Main Cast: Hayden Christensen, Peter Sarsgaard, Hank Azaria, Chloe Sevigny

Director: Billy Ray

This film, loosely following the non-fiction story of one Stephen Glass, a reporter for the New Republic, doesn’t have so much a plot as a cautionary tale against lying. For that is what Glass did while working as an editor: he made up stories. These were fantastic stories that seemed too good to be true (and, alas, were).

How did he get away with it? By being really nice and really, well, ingratiating (how about fawning?). Glass, played by the young Hayden Christensen (of Anakin Skywalker/Star Wars fame), comes across as a very bright, outgoing fellow who is kind and considerate (he remembers birthdays and people’s dietary preferences) and the last person you’d think of who would lie about a story.

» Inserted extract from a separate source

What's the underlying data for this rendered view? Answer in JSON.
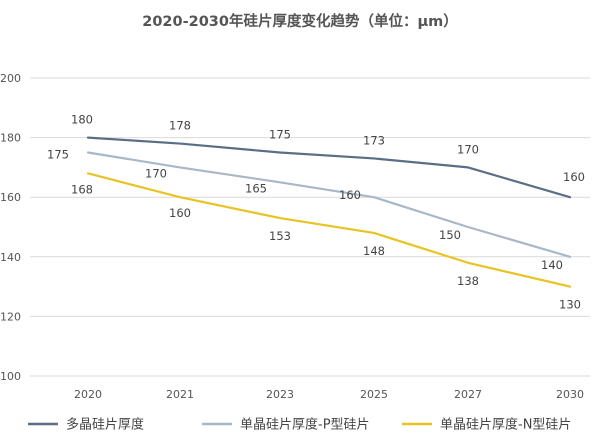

But sometimes, of course, it is the person you’d least suspect. He also has a very vivid imagination (for coming up with the stories from scratch, he would have to) and that is woven into the movie in flashbacks and other tricks.

The film follows two or three of his stories, and the one he is caught in. His old boss, a really nice guy, was replaced by another nice guy, but not well-liked by the staff. Glass takes advantage of that when things go sour, pitting his co-workers against the guy. Glass fails, is caught, and is fired. This time, good does triumph and the cheater does reap the consequences of his actions. But he really isn’t evil or mean, just young and ambitious. Because of that, and because this film really is based on fact, it has a ring of truth and of reality, while still retaining drama.

This is a nice little film, fairly light but engaging. It also shows that Christensen really can act, when given a chance and under a capable director. Gratifying for us to see, and (I’m sure) certainly satisfying to him.